Le développement des applications liées au « More than Moore » constitue une opportunité pour l'Europe, mais seulement à deux conditions.

D'une part, il faudra que sa spécialisation industrielle corresponde à l'essor des nouveaux marchés liés aux applications. L'exemple des diodes luminescentes organiques illustre cette problématique. Ces dernières ont vocation à se développer dans deux secteurs : les écrans et l'éclairage. Or, l'industrie européenne a « perdu la bataille des écrans » qui sont tous conçus et fabriqués par des entreprises asiatiques. En ce qui concerne l'éclairage, Philips est un acteur majeur mais la concurrence chinoise est forte. Les diodes luminescentes organiques ne constitueront donc un marché porteur pour l'Europe que si un tissu de PME innovantes se développe dans le domaine de l'éclairage.

D'autre part, si les applications liées au « More than Moore » peuvent permettre la reconversion des sites de production européens, ces restructurations seront coûteuses et nécessiteront l'intervention des Etats.

En outre, l'Europe doit conserver un volume minimum de production sur son territoire afin de garder la maîtrise de la technologie et de rester compétitive en matière d'innovation, même si elle n'a pas vocation à concurrencer les fondeurs taiwanais.

En effet, dans le segment « More Moore » du secteur des semiconducteurs , « la recherche suit la production » : concrètement, ce sont les préoccupations des industriels qui déterminent les nouveaux thèmes de recherche. Il serait donc à craindre que la délocalisation de la production entraîne celle des centres de recherche.

L'Europe doit donc poursuivre sa stratégie de développement de la compétitivité par l'innovation : l'objectif que se sont fixés les Etats européens à Lisbonne en visant une part consacrée à la recherche représentant 3 % du PIB reste plus que jamais d'actualité.

Néanmoins, cette politique doit s'accompagner d'une stratégie volontaire visant à lutter contre la désindustrialisation en Europe. Ainsi, le soutien public à l'innovation doit être mieux ciblé afin d'inciter la spécialisation technologique de l'Europe dans des marchés porteurs. La question des aides à l'investissement doit également être posée dans la mesure où tous les grands pays concurrents y recourent.

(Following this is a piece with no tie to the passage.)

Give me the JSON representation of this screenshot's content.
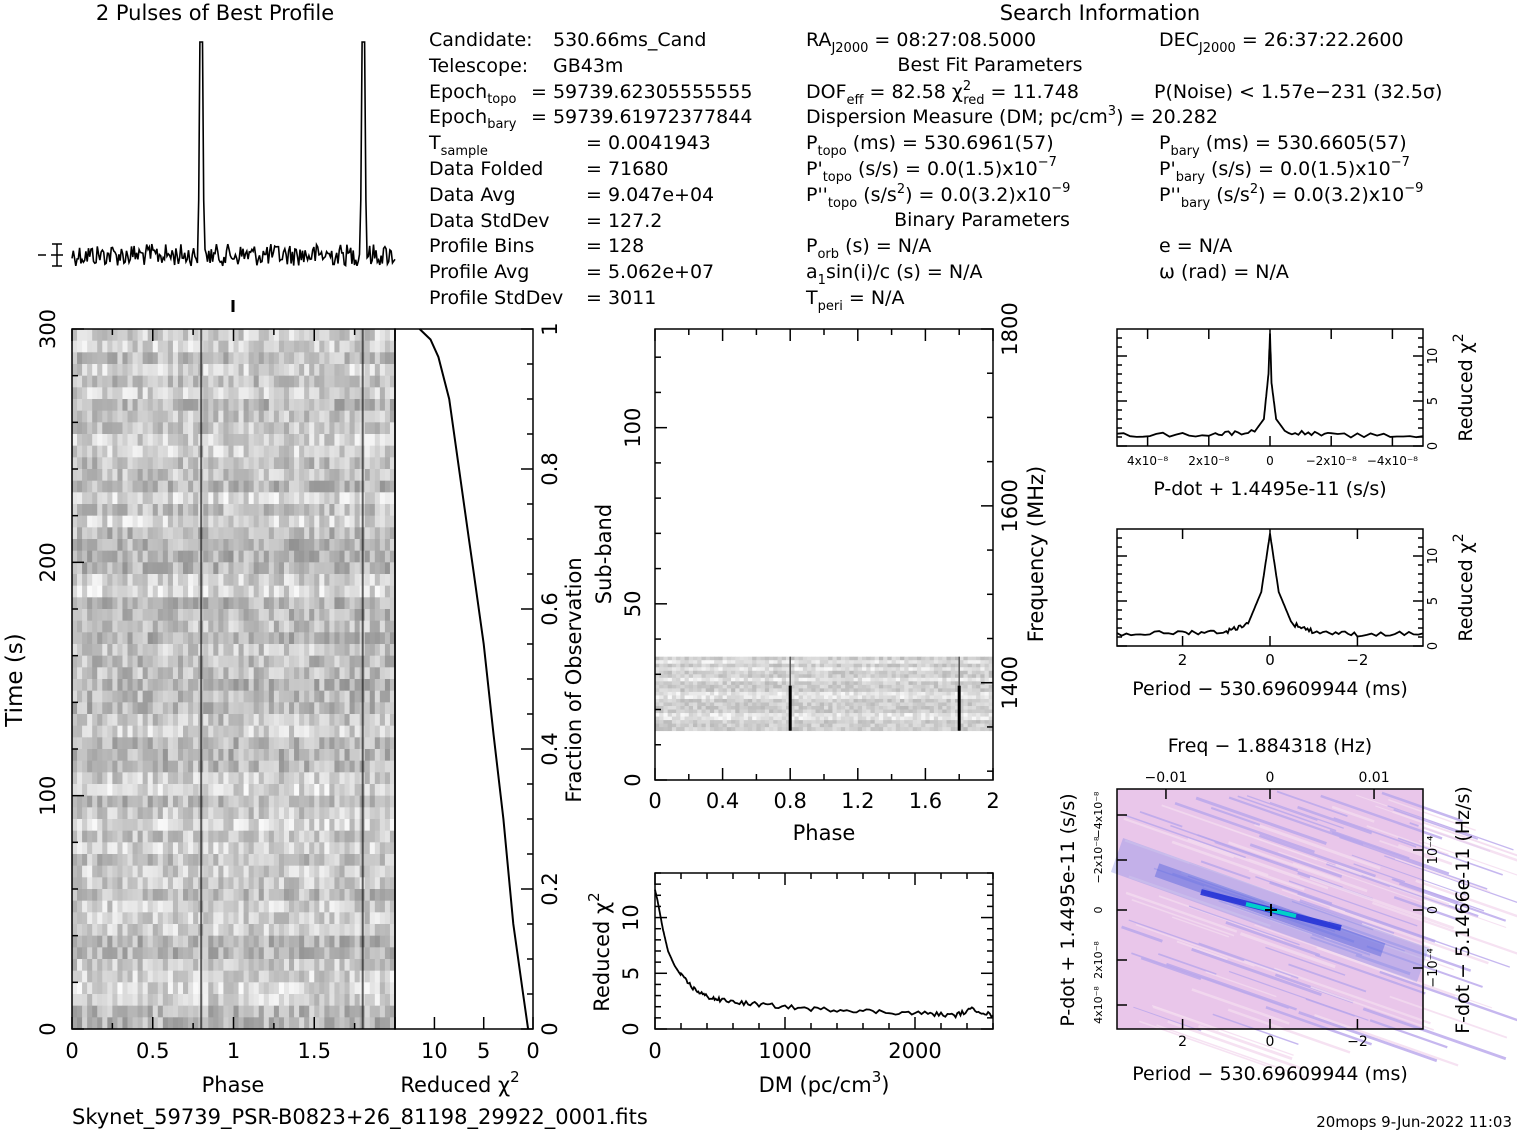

Par conséquent, l'Europe et la France ne peuvent pas se passer d'une politique industrielle volontariste établissant quelques priorités sectorielles qu'elles s'engagent à privilégier par des crédits récurrents à moyen terme.

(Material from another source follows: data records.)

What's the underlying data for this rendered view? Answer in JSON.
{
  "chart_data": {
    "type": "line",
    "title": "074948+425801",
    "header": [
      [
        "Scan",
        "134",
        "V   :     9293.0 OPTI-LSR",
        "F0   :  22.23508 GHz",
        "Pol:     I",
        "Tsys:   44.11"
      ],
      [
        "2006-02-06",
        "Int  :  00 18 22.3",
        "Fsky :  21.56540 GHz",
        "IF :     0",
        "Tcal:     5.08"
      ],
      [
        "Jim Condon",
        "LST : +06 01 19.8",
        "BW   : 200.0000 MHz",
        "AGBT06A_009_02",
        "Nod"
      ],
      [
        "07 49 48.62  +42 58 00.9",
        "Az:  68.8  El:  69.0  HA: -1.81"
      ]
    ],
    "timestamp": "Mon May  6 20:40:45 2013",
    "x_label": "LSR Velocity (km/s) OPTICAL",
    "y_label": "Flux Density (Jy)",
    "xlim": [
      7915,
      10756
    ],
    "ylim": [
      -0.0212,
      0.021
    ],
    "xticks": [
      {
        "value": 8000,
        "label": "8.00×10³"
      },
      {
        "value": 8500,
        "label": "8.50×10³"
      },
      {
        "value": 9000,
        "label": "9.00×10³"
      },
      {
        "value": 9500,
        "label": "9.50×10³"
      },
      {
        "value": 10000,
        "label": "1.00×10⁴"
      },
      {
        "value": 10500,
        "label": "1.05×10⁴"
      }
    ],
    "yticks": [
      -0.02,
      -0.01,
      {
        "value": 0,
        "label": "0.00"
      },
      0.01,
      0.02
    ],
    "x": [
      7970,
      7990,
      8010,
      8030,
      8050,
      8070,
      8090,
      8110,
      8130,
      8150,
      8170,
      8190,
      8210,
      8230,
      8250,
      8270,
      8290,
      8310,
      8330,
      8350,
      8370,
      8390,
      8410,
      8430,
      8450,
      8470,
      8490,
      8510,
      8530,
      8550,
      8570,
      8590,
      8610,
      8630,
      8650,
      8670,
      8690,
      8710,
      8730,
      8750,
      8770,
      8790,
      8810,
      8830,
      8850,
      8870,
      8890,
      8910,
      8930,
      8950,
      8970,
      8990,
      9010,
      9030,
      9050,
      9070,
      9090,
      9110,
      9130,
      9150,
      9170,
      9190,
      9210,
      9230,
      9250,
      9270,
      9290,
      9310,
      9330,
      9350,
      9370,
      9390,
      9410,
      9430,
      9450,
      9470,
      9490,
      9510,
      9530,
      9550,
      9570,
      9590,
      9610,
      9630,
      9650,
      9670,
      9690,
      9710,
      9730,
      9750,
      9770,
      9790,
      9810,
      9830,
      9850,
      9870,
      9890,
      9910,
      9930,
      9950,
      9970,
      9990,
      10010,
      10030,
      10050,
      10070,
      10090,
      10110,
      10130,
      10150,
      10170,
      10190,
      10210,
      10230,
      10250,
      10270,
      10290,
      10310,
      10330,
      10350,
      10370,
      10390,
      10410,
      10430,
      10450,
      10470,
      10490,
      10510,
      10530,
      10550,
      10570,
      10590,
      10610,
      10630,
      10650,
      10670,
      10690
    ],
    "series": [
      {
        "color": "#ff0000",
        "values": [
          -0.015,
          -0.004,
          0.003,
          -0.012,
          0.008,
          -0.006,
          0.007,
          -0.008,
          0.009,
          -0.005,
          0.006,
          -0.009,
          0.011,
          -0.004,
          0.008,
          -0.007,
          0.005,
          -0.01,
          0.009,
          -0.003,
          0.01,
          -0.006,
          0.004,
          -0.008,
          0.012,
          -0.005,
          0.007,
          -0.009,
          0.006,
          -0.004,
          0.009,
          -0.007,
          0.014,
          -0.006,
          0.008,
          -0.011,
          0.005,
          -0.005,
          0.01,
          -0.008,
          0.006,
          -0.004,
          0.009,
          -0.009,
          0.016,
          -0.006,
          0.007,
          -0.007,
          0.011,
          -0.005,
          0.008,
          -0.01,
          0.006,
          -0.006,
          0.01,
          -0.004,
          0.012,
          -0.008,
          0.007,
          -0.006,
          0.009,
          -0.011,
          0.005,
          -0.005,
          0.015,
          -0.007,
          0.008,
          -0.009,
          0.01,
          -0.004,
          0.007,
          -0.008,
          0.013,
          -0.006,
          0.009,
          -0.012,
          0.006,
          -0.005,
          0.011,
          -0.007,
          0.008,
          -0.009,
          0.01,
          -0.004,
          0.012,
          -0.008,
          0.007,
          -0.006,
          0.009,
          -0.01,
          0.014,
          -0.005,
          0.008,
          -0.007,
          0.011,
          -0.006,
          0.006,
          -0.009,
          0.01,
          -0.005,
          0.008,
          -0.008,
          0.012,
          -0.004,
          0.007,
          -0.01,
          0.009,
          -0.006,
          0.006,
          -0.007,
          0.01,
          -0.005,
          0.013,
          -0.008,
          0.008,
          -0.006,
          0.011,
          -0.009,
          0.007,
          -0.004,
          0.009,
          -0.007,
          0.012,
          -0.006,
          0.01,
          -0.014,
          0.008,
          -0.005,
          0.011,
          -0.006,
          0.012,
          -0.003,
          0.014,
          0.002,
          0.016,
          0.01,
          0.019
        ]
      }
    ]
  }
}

Au terme de cette étude, il apparaît également que les applications liées aux progrès de la microélectronique sont à double tranchant.

Ce secteur devrait jouer un rôle crucial pour surmonter les défis sociétaux du XXIème siècle tels que la maîtrise des dépenses de santé et des coûts liés au vieillissement de la population, le renforcement de l'efficacité énergétique, la gestion du trafic routier et la sécurité des biens et des personnes.

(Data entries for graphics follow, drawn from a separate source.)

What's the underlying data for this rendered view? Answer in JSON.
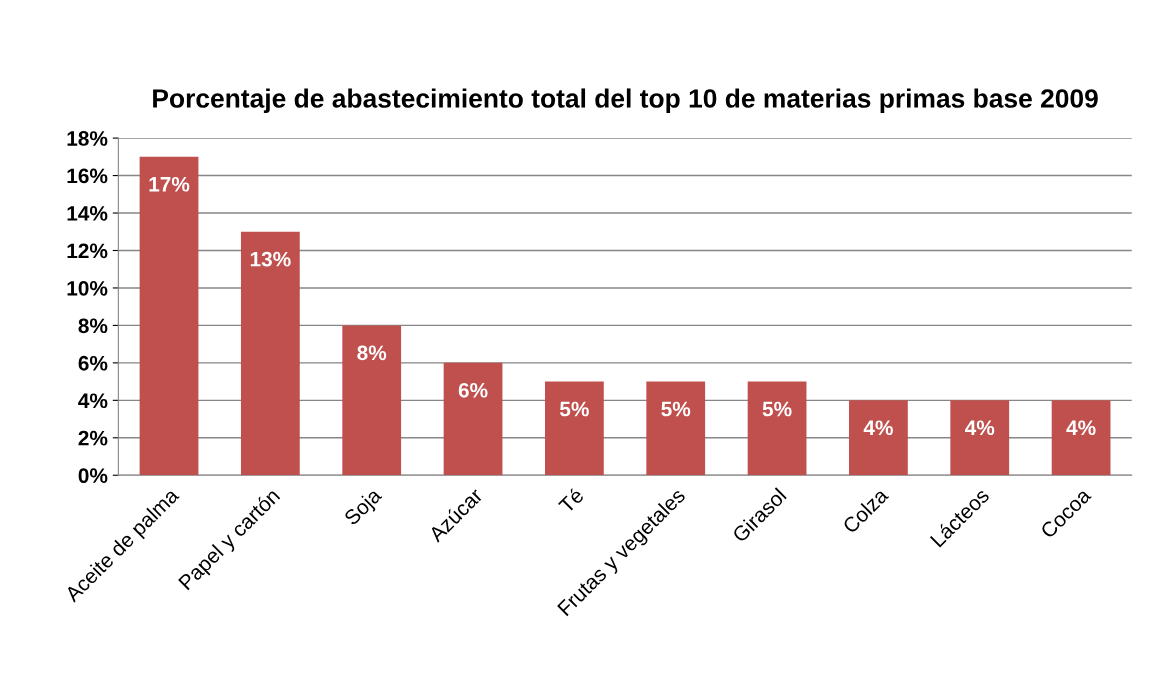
{
  "chart_data": {
    "type": "bar",
    "title": "Porcentaje de abastecimiento total del top 10 de materias primas base 2009",
    "categories": [
      "Aceite de palma",
      "Papel y cartón",
      "Soja",
      "Azúcar",
      "Té",
      "Frutas y vegetales",
      "Girasol",
      "Colza",
      "Lácteos",
      "Cocoa"
    ],
    "values": [
      17,
      13,
      8,
      6,
      5,
      5,
      5,
      4,
      4,
      4
    ],
    "value_labels": [
      "17%",
      "13%",
      "8%",
      "6%",
      "5%",
      "5%",
      "5%",
      "4%",
      "4%",
      "4%"
    ],
    "color": "#c0504d",
    "ylim": [
      0,
      18
    ],
    "yticks": [
      {
        "value": 0,
        "label": "0%"
      },
      {
        "value": 2,
        "label": "2%"
      },
      {
        "value": 4,
        "label": "4%"
      },
      {
        "value": 6,
        "label": "6%"
      },
      {
        "value": 8,
        "label": "8%"
      },
      {
        "value": 10,
        "label": "10%"
      },
      {
        "value": 12,
        "label": "12%"
      },
      {
        "value": 14,
        "label": "14%"
      },
      {
        "value": 16,
        "label": "16%"
      },
      {
        "value": 18,
        "label": "18%"
      }
    ],
    "grid": "y",
    "legend": false
  }
}
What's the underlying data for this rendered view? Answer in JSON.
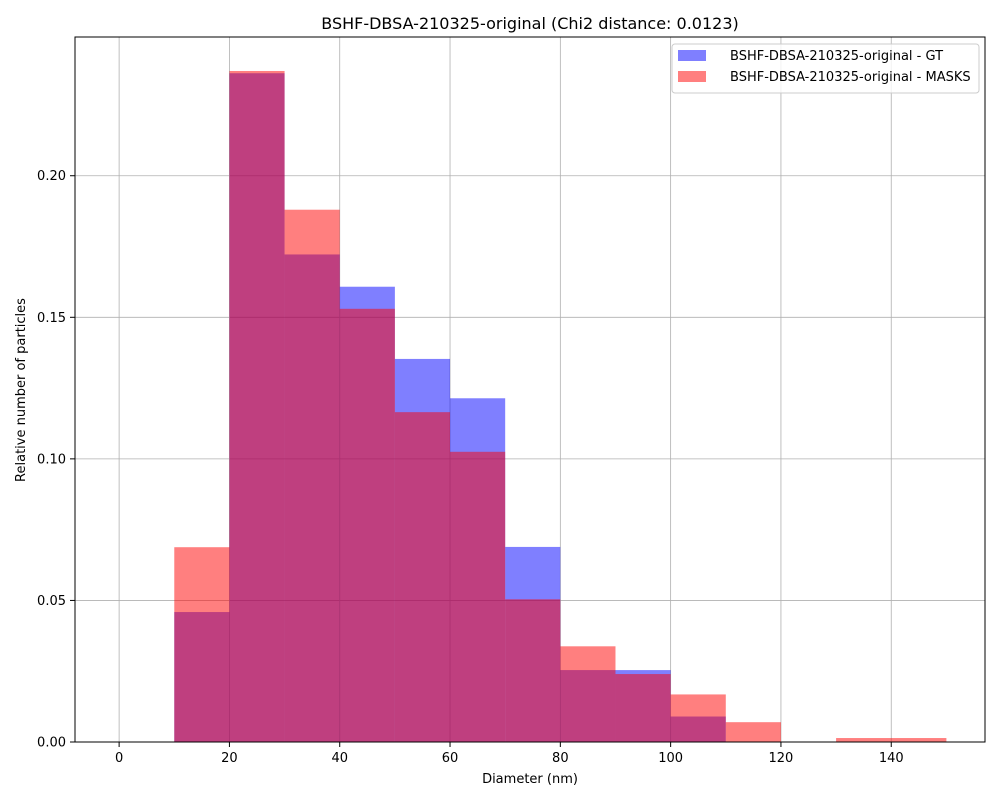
{
  "chart_data": {
    "type": "bar",
    "title": "BSHF-DBSA-210325-original (Chi2 distance: 0.0123)",
    "xlabel": "Diameter (nm)",
    "ylabel": "Relative number of particles",
    "bin_edges": [
      0,
      10,
      20,
      30,
      40,
      50,
      60,
      70,
      80,
      90,
      100,
      110,
      120,
      130,
      140,
      150
    ],
    "series": [
      {
        "name": "BSHF-DBSA-210325-original - GT",
        "color": "#0000ff",
        "values": [
          0,
          0.0459,
          0.2362,
          0.1722,
          0.1608,
          0.1353,
          0.1214,
          0.0689,
          0.0254,
          0.0254,
          0.009,
          0,
          0,
          0,
          0
        ]
      },
      {
        "name": "BSHF-DBSA-210325-original - MASKS",
        "color": "#ff0000",
        "values": [
          0,
          0.0688,
          0.237,
          0.188,
          0.153,
          0.1165,
          0.1025,
          0.0504,
          0.0338,
          0.024,
          0.0168,
          0.007,
          0,
          0.0014,
          0.0014
        ]
      }
    ],
    "xlim": [
      -8,
      157
    ],
    "ylim": [
      0,
      0.249
    ],
    "xticks": [
      0,
      20,
      40,
      60,
      80,
      100,
      120,
      140
    ],
    "yticks": [
      0.0,
      0.05,
      0.1,
      0.15,
      0.2
    ],
    "ytick_labels": [
      "0.00",
      "0.05",
      "0.10",
      "0.15",
      "0.20"
    ],
    "grid": true,
    "legend_position": "top-right"
  }
}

Simultanément, la diffusion massive de la microélectronique dans nos objets quotidiens, la capacité de ces derniers à communiquer entre eux ainsi que le développement de technologies de traçage invisibles posent de réels problèmes en matière de protection des données à caractère privée.

En outre, non seulement l'industrie des semiconducteurs est très consommatrice en ressources naturelles, mais ses applications représentent une part non négligeable de la consommation d'électricité globale.

L'essor de la microélectronique doit donc être concilié avec le respect des données privées et de l'environnement.

La loi du 6 janvier 1978 modifiée le 6 août 2004 relative à l'informatique, aux fichiers et aux libertés a créé la commission nationale de l'informatique et des libertés. Celle-ci doit rester au coeur du dispositif de contrôle du respect des données privées par les technologies utilisant la microélectronique, même si la protection des libertés publiques doit être prise en compte dès le développement des produits pour être efficace.

Enfin, l'essor d'une « électronique verte » doit être vivement encouragé dans une stratégie globale de développement durable.